The Change-Up review

Movies Reviews
The Change-Up review

The Change-Up resorts to bathroom humor by literally putting characters on the toilet in a weak attempt to outdo the recent trend in R-rated comedy. And the result is pretty stinky.

In this limp summer offering, each of two childhood friends gazes longingly over the fence at the other’s home, where they believe the grass is greener. Mitch Planko (Ryan Reynolds) is a wannabe actor living the shameless life of a bachelor. He shares crazy stories of his sexual conquests with best friend Dave Lockwood (Jason Bateman), a boring married attorney and father of three. Mitch colorfully describes the various positions employed in the bedroom telling Dave he’s even done something called “the Arsenio Hall.” Such chatty dialogue is worth a laugh mainly because we don’t have to sit through the act described. But the makers of The Change-Up take things much farther, to considerably less humorous effect.

We meet Dave’s beautiful wife Jamie (Leslie Mann), who’s struggling with Dave’s workaholic lifestyle. The couple has twins and an older daughter. In the film’s ridiculous opening scene, while Dave is changing a diaper, one of the children has an accident that lands on Dave’s face and into his mouth. The scene continues and Dave is shown wearing the accident while sitting on his couch feeding his children. Such foolishness sets the tone for the low end fantasy that is to follow.

We all know the body-switch comedy drill. After a night of heavy drinking, Mitch and Dave relieve themselves in a park fountain. They playfully wish aloud that they had the other’s life. And they awake the next morning in the body of the other. Mitch is now Dave and Dave is now Mitch.

It’s as if the writers of this film, Jon Lucas and Scott Moore, who were responsible for The Hangover and its sequel, are afraid to give us authentic funny moments that parents really experience. Instead we get gonzo sequences aimed at a broad spectrum of viewers. For example, one of the twins repeatedly bangs his head, in a fast and violent way, against his crib. It evokes a chuckle but then it just seems weird. And the movie is filled with this kind of nonsense. Parents and adults in general deserve better, smarter R-rated comedies that tweak but don’t utterly pervert the things we all experience.

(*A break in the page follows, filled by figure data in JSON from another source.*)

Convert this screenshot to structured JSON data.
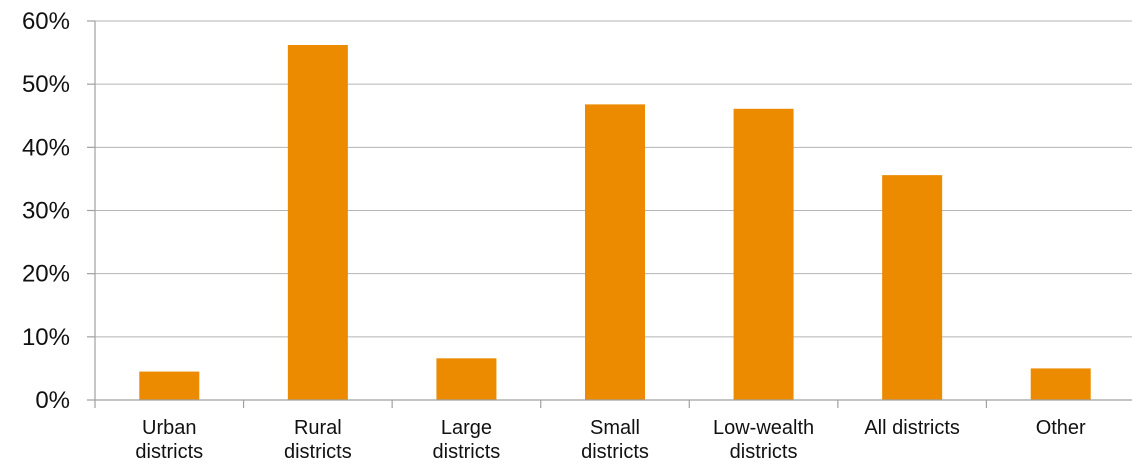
{
  "chart_data": {
    "type": "bar",
    "title": "",
    "xlabel": "",
    "ylabel": "",
    "categories": [
      [
        "Urban",
        "districts"
      ],
      [
        "Rural",
        "districts"
      ],
      [
        "Large",
        "districts"
      ],
      [
        "Small",
        "districts"
      ],
      [
        "Low-wealth",
        "districts"
      ],
      [
        "All districts"
      ],
      [
        "Other"
      ]
    ],
    "values": [
      4.5,
      56.2,
      6.6,
      46.8,
      46.1,
      35.6,
      5.0
    ],
    "ylim": [
      0,
      60
    ],
    "yticks": [
      0,
      10,
      20,
      30,
      40,
      50,
      60
    ],
    "ytick_labels": [
      "0%",
      "10%",
      "20%",
      "30%",
      "40%",
      "50%",
      "60%"
    ],
    "grid": true,
    "legend": "none",
    "bar_color": "#ED8B00"
  }
}
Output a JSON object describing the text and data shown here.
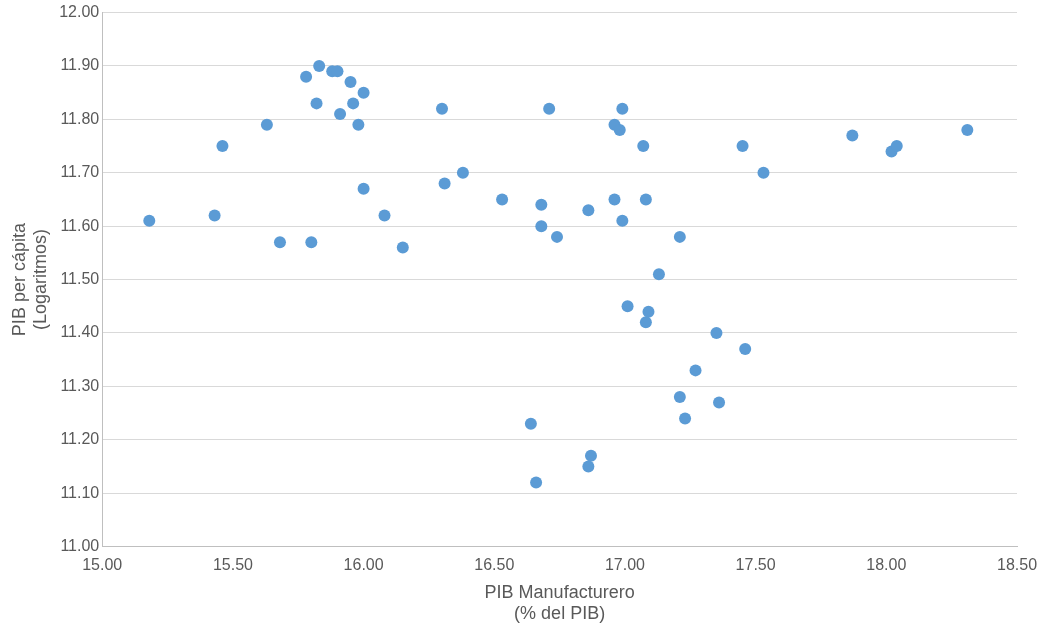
{
  "chart_data": {
    "type": "scatter",
    "xlabel": "PIB Manufacturero\n(% del PIB)",
    "ylabel": "PIB per cápita\n(Logaritmos)",
    "marker": "circle",
    "grid": "y",
    "legend": false,
    "xlim": [
      15,
      18.5
    ],
    "xticks": [
      {
        "value": 15,
        "label": "15.00"
      },
      {
        "value": 15.5,
        "label": "15.50"
      },
      {
        "value": 16,
        "label": "16.00"
      },
      {
        "value": 16.5,
        "label": "16.50"
      },
      {
        "value": 17,
        "label": "17.00"
      },
      {
        "value": 17.5,
        "label": "17.50"
      },
      {
        "value": 18,
        "label": "18.00"
      },
      {
        "value": 18.5,
        "label": "18.50"
      }
    ],
    "ylim": [
      11,
      12
    ],
    "yticks": [
      {
        "value": 11,
        "label": "11.00"
      },
      {
        "value": 11.1,
        "label": "11.10"
      },
      {
        "value": 11.2,
        "label": "11.20"
      },
      {
        "value": 11.3,
        "label": "11.30"
      },
      {
        "value": 11.4,
        "label": "11.40"
      },
      {
        "value": 11.5,
        "label": "11.50"
      },
      {
        "value": 11.6,
        "label": "11.60"
      },
      {
        "value": 11.7,
        "label": "11.70"
      },
      {
        "value": 11.8,
        "label": "11.80"
      },
      {
        "value": 11.9,
        "label": "11.90"
      },
      {
        "value": 12,
        "label": "12.00"
      }
    ],
    "series": [
      {
        "color": "#5b9bd5",
        "x": [
          15.18,
          15.43,
          15.46,
          15.63,
          15.68,
          15.78,
          15.83,
          15.8,
          15.82,
          15.88,
          15.9,
          15.91,
          15.95,
          15.96,
          15.98,
          16,
          16,
          16.08,
          16.15,
          16.3,
          16.31,
          16.38,
          16.53,
          16.64,
          16.68,
          16.68,
          16.66,
          16.71,
          16.74,
          16.86,
          16.86,
          16.87,
          16.96,
          16.96,
          16.98,
          16.99,
          16.99,
          17.01,
          17.08,
          17.09,
          17.07,
          17.08,
          17.13,
          17.21,
          17.21,
          17.23,
          17.27,
          17.35,
          17.36,
          17.45,
          17.46,
          17.53,
          17.87,
          18.02,
          18.04,
          18.31
        ],
        "values": [
          11.61,
          11.62,
          11.75,
          11.79,
          11.57,
          11.88,
          11.9,
          11.57,
          11.83,
          11.89,
          11.89,
          11.81,
          11.87,
          11.83,
          11.79,
          11.85,
          11.67,
          11.62,
          11.56,
          11.82,
          11.68,
          11.7,
          11.65,
          11.23,
          11.64,
          11.6,
          11.12,
          11.82,
          11.58,
          11.63,
          11.15,
          11.17,
          11.65,
          11.79,
          11.78,
          11.82,
          11.61,
          11.45,
          11.42,
          11.44,
          11.75,
          11.65,
          11.51,
          11.58,
          11.28,
          11.24,
          11.33,
          11.4,
          11.27,
          11.75,
          11.37,
          11.7,
          11.77,
          11.74,
          11.75,
          11.78
        ]
      }
    ]
  }
}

It’s not as if you’d be expecting a bitter dose of reality in a summer body-switch comedy, but it’s really hard to relate to any of the characters in The Change-Up. And that’s even true when they are sitting on the commode. Poor Leslie Mann is a really good sport here and in one thankless scene bares all only to end up in the bathroom, a theme that’s continued throughout the film. The filmmakers here seem to think that they can refresh the once wholesome fantastical plot device that was popularized back in 1976 with Jodie Foster in Disney’s Freaky Friday by making it as crude as possible. And that approach could have worked had the humor been more grounded.

One of the joys of the body-switch comedy over the years has been watching two talented actors take on the personality of the other when the change over takes place. In 1997’s Face/Off, the action sequences were typical stylized John Woo, but the movie worked because watching John Travolta become Nicolas Cage and vice versa was so entertaining. Both actors studied one another’s mannerisms and traits, mimicking them seamlessly. In The Change-Up two talented actors, Jason Bateman and Ryan Reynolds, try on the switch in the most uninspired way. The personalities are marked by one character blurting out a series of expletives and the other—well, it’s really hard to tell them apart. There just aren’t that many personality traits that set one character apart from the other.

By blatantly trying to one-up the other irreverent comedies of late, The Change-Up proves that change isn’t always a good thing.